Houston “I think we have a big problem”
As I have often written about in the past, the oil industry is all about risk and reward. At some stage it has to lure large scale investors to bet large amounts of money that it has found large reserves of oil gas than can be readily exploited.
It is an industry that is often prone to hyperbole and hype in order to secure that finance. The history of the industry is littered with examples of it overplaying the size of its reserves. Indeed many industry analysts believe that Saudi Arabia has been overstating its reserves for years, something that could have a profound effect on the global economy.
But there may be a problem closer to home.
Good on you, New York Times, for your detailed expose on Saturday that looked at the hype surrounding shale gas and fracking. To pardon a pun, it ain’t all it is cracked up to be. And the paper asks the question whether the shale gas bubble is literally about to burst.
According to the Times, “Natural gas companies have been placing enormous bets on the wells they are drilling, saying they will deliver big profits and provide a vast new source of energy … But the gas may not be as easy and cheap to extract from shale formations deep underground as the companies are saying.”
The paper trawled through hundreds of industry e-mails and internal documents. It analysed data from thousands of wells. And what they found is alarming.
The paper says: “In the e-mails, energy executives, industry lawyers, state geologists and market analysts voice skepticism about lofty forecasts and question whether companies are intentionally, and even illegally, overstating the productivity of their wells and the size of their reserves.”
The paper quotes some amazing emails with quotes likening what is going on to Ponzi, schemes and Enron:
• Do you think that there may be something suspicious going with the public companies in regard to booking shale reserves?” a senior official from Ivy Energy, an investment firm specializing in the energy sector, wrote in a 2009 e-mail.
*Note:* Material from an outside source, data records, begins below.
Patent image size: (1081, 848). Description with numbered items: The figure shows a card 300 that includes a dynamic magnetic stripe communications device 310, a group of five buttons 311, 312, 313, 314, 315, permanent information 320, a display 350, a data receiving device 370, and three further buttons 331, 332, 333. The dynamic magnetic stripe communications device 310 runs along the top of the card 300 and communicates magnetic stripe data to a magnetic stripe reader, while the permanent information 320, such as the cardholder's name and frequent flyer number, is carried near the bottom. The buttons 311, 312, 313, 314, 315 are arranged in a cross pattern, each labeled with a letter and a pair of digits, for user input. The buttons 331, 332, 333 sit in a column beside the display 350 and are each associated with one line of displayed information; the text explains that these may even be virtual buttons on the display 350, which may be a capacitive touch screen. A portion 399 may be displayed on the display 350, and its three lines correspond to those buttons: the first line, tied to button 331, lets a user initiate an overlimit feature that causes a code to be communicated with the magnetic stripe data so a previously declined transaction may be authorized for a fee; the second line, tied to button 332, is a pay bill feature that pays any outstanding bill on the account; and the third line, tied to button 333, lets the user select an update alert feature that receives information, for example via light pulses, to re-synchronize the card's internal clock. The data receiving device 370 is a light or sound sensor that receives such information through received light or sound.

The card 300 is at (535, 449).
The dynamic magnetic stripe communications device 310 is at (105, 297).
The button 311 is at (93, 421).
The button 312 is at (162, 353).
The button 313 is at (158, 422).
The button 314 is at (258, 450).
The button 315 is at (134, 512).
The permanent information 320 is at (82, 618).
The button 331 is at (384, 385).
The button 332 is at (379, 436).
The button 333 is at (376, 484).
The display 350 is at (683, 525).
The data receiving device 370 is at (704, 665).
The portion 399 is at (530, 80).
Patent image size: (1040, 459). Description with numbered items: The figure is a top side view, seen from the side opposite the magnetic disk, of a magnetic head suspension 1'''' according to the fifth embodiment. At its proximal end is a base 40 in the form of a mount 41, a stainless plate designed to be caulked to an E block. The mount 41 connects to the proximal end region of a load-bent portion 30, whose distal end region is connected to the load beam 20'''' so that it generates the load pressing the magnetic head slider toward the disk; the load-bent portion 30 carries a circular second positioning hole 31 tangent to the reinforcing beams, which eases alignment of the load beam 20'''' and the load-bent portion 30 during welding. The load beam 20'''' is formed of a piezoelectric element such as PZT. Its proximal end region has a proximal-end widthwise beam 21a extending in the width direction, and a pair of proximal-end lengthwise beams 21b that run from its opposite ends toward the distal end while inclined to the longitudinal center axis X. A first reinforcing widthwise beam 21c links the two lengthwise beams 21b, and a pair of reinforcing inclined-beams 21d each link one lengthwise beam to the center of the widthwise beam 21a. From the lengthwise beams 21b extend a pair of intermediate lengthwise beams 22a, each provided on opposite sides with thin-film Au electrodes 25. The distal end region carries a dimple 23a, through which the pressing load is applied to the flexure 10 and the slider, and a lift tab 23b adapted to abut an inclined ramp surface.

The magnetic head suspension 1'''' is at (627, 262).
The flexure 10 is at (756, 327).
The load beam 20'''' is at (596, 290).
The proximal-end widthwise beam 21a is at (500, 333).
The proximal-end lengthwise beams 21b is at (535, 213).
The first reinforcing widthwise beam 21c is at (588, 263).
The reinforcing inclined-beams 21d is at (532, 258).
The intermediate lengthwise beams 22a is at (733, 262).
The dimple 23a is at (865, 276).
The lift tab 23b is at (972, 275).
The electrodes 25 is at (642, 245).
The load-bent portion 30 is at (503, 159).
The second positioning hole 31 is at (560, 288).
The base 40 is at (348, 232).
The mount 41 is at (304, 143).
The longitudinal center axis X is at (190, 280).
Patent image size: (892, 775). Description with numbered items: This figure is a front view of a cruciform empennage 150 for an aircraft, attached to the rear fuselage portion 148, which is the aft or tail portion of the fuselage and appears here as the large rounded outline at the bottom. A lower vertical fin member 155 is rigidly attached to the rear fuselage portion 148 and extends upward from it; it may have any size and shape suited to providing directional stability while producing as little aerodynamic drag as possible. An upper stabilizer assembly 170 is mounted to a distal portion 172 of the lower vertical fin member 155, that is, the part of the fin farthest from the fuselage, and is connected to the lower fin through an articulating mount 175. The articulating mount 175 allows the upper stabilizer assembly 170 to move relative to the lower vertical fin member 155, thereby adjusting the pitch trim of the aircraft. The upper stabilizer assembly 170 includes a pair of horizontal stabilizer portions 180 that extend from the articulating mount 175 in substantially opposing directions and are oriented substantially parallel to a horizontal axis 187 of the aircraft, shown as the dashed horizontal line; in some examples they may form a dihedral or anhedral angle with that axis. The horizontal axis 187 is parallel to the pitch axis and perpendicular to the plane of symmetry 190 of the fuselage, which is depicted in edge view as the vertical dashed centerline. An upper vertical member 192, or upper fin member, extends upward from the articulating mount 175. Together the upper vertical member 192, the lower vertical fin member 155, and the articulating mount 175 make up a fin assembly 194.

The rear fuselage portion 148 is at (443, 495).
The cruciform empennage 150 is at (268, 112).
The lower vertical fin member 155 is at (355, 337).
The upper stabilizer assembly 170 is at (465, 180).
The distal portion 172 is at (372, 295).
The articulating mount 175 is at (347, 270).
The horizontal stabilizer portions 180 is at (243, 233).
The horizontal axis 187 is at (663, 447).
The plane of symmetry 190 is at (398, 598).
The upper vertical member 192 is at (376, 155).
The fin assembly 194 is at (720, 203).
• “I wonder when they will start telling people these wells are just not what they thought they were going to be?” wrote a former Enron executive in 2009.
• In September 2009, a geologist from ConocoPhillips, warned that shale gas might end up as “the world’s largest uneconomic field.”
• “Money is pouring in” from investors even though shale gas is “inherently unprofitable,” an analyst from PNC Wealth Management, wrote in February. “Reminds you of dot-coms.”
• “The word in the world of independents is that the shale plays are just giant Ponzi schemes and the economics just do not work,” an analyst from IHS Drilling Data, an energy research company, wrote in August, 2009.
• “And now these corporate giants are having an Enron moment,” a retired geologist from a major oil wrote in February. “They want to bend light to hide the truth.”
• Deborah Rogers, a member of the advisory committee of the Federal Reserve Bank of Dallas, wrote in Nov, 2009, to a petroleum geologist in Houston: “These wells are depleting so quickly that the operators are in an expensive game of ‘catch-up.’ ”
• “Our engineers here project these wells out to 20-30 years of production and in my mind that has yet to be proven as viable,” wrote a geologist at Chesapeake in March to a energy analyst. “In fact I’m quite skeptical of it myself when you see the % decline in the first year of production.”
• The same Chesapeake geologist said in another email: “In these shale gas plays no well is really economic right now. They are all losing a little money or only making a little bit of money.”
The paper also quotes an unnamed source saying “I think we have a big problem.”
Someone who speaks on the record is Art Berman, a Houston-based geologist who worked for two decades at Amoco, who tells the paper: “This kind of data is making it harder and harder to deny that the shale gas revolution is being oversold”.
So how soon will the boom turn to bust?